Envisagée du point de vue d’une possible et problématique ressemblance, la relation entre l’auteur d’une œuvre poétique ou picturale et son sujet aurait donc affaire à la « vérité ». On songe à cette fameuse « vérité en peinture » qui constitue un des legs cézanniens que le jeune Picasso entend bien reprendre à son compte. En plus de la posture du Portrait de Monsieur Bertin d’Ingres (Louvre), quelque chose de cet héritage du vieux maître d’Aix-en-Provence, qui meurt en 1906, se prolonge en effet dans le Portrait de Gertrude Stein que Picasso peint entre 1905 et 1906. Quatre-vingts ou quatre-vingt-dix séances selon l’autrice de l’Autobiographie d’Alice Toklas (1933) : c’est un peu moins que le Portrait d’Ambroise Vollard (Petit Palais, Paris, 1899) par Cézanne, mais cela témoigne néanmoins de la part de Picasso d’un sens aigu de la répétition, si l’on se souvient que l’étymologie de « répéter » est « chercher pour reprendre ».  

Hélas, cette pièce maîtresse d’une recherche acharnée au fondement de la longue amitié de Gertrude Stein et Picasso n’a pas traversé l’Atlantique. Elle est restée dans les salles du Met (The Metropolitan Museum of Art de New York), l’institution à laquelle Miss Stein a souhaité en faire don. Cependant, les œuvres ressemblantes, à divers titres, de Gertrude Stein ne manqueront pas forcément aux visiteurs de l’exposition du musée du Luxembourg qui sont accueillis par un portrait de l’écrivaine par Warhol datant de 1980 et qui repèreront au fil des salles des reproductions du fameux tableau du Met dans une photographie de Man Ray de 1922, dans une lithographie de Rauschenberg (Centennial Certificate MMA, 1969) ou encore sur l’un des moniteurs de télévision composant l’installation de Nam June Paik (1990). 

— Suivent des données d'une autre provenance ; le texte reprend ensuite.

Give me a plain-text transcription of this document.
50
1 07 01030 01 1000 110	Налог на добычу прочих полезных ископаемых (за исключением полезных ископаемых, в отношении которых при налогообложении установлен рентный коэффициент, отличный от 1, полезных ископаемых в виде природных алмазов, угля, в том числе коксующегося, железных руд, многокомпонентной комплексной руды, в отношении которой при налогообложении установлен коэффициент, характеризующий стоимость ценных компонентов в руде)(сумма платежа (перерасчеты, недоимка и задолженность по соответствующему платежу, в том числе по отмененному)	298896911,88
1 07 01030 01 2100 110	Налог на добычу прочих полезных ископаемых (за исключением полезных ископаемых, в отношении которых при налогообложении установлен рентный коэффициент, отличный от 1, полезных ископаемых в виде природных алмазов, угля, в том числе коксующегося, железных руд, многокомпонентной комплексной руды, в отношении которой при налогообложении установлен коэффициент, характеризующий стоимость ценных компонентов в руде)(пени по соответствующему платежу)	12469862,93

Dans un nouveau portrait de Picasso écrit directement en français, Stein le proclame et y insiste quelques années après le succès de son Autobiographie d’Alice Toklas, livre qui d’ailleurs l’éloigne un temps de son peintre fétiche et provoque l’ire de certains autres (notamment Matisse, Braque ou André Salmon) : « J’étais à cette époque seule à comprendre Picasso, peut-être aussi parce que j’exprimais la même chose en littérature » (Picasso, 1938). Ce qui les lie relève d’une même volonté de voir la réalité du XXe siècle et non plus du XIXe siècle. Pour Stein,  la « lutte était terrifiante » et puisqu’elle faisait corps avec ce lutteur formidable, les voilà en quelque sorte seuls au monde à livrer ce combat de titans, en particulier durant la période cruciale pour Picasso des années 1906-1907-1908 avec, en son cœur, la réalisation des Demoiselles d’Avignon qui divisent puis séparent tout à fait le frère et la sœur Stein. Leo prend alors plutôt le parti de Matisse, tandis que Gertrude se réclame absolument de la recherche de Picasso tout en attisant la rivalité entre les deux artistes. Les premières salles du Luxembourg entendent rendre compte de cette résolution de l’Américaine de la rue de Fleurus qui se place en littérature sur le même plan que le peintre lorsqu’il appréhende les choses, les paysages ou les portraits : la question consiste pour Gertrude Stein à penser autrement la phrase, parfois en multipliant les points de vue comme dans un tableau cubiste, parfois en répétant, en insistant avec des variations ou pas, ce qui a un effet de « contradiction perverse », comme le note Maurice Blanchot dans un passage de L’entretien infini (1969) au sujet du vers célèbre Rose is a rose is a rose is a rose (Sacred Emily, 1913). Par la réitération, la dénomination censée affirmer la réalité d’une représentation suggère plutôt son inconsistance : rien ne semble annoncer pourquoi il faudrait cesser de répéter, sans que pour autant cette répétition nous prémunisse le moins du monde de l’inexorable dessèchement du sens.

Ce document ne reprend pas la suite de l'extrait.